St. Quentin turned with a start.

"Yes, that's just the way it struck me. Of course you g-get the vista. Carolina instantly investigated her c-case, and she and Mrs. Goddard got it out of the doctors that there was only about one chance in ten of the operation being successful, whereas--well, N-Noel, I am not sentimental, but I thank God I--I am human, and when I s-saw the frightened look in the b-blue eyes of that l-little child--that b-baby--she's only six--when she found out th-they were going to cut her, I c-could have screamed. As it w-was, I c-called them criminals and b-burst out crying, and I b-begged Carol to c-cable Colonel Yancey for p-permission to try Christian Science."

"You did just right," said St. Quentin. "It seems to me that the legitimate and proper place for Christian Science is in a desperate case like that, when doctors agree that they are practically powerless."
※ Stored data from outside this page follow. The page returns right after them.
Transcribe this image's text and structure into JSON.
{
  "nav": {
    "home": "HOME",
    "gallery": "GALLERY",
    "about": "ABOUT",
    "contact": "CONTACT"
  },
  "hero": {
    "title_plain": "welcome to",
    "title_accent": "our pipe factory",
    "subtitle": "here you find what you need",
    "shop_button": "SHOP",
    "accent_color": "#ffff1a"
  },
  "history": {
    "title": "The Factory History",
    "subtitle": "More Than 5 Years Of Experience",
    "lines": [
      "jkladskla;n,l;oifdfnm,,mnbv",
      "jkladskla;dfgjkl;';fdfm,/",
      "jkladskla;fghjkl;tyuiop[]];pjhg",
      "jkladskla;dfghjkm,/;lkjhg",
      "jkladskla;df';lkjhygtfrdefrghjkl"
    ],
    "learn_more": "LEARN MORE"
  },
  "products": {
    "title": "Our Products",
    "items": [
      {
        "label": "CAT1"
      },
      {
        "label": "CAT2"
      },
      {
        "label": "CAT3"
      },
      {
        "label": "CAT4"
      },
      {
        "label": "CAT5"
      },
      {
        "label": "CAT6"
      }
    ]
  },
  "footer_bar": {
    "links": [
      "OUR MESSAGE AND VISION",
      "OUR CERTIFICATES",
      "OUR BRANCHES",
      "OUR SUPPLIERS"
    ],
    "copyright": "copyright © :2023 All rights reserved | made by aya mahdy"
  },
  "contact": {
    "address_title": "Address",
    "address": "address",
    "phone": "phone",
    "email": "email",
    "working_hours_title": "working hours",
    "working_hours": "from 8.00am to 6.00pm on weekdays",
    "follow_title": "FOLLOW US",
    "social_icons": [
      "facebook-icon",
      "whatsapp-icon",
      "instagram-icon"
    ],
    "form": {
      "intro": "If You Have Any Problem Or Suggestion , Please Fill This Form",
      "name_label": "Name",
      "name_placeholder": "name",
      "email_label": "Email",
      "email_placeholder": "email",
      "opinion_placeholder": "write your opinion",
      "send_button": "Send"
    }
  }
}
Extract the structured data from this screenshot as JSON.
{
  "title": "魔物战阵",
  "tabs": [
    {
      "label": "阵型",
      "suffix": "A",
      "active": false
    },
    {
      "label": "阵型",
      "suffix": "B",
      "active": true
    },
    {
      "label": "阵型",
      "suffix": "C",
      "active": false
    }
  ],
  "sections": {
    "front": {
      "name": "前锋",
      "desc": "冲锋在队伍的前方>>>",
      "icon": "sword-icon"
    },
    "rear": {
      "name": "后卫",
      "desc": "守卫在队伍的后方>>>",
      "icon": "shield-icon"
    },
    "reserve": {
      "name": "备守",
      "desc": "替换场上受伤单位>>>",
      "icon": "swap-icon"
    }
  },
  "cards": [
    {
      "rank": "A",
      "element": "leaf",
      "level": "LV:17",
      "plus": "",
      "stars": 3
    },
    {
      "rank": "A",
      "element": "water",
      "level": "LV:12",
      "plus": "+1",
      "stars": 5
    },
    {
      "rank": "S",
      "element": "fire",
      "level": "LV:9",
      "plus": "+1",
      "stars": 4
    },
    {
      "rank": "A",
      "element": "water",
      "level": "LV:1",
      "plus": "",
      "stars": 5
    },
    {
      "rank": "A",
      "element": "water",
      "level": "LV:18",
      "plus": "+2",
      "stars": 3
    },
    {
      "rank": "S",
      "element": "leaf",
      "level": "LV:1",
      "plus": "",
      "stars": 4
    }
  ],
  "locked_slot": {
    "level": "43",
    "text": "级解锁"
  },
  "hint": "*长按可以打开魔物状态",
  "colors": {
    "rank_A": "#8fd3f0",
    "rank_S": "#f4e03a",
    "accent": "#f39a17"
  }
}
"I--I think so, too. And especially when time cuts no i-ice,--not like a fever, you know, which must b-be checked at once. Well, Carol cabled, and Colonel Yancey answered in these very words, 'Have no faith, but must respect your intelligence. Do as you think best.'"

"By Jove!"

"You see? Oh, Noel, it's s-such a comfort to t-talk to you. Y-you're so clever. Most men are f-fools. But do you s-see the diabolical flattery of the cablegram? Do you also see that it puts Carolina in the p-place of the c-child's mother? Oh, when I saw the c-colour come into her face, as she read that cablegram, and that s-sort of d-dewy mother-look she s-sometimes gets in her eyes, I--I could have s-slapped Colonel Yancey's face for him!"

"I know," said Noel, in a low, strained tone which woke Kate from her enthusiasm to a sense of her own folly. Her face flamed.

"Well, I'll be switched!" she said to herself. "If N-Noel took me for a s-sucker, he didn't half state the case."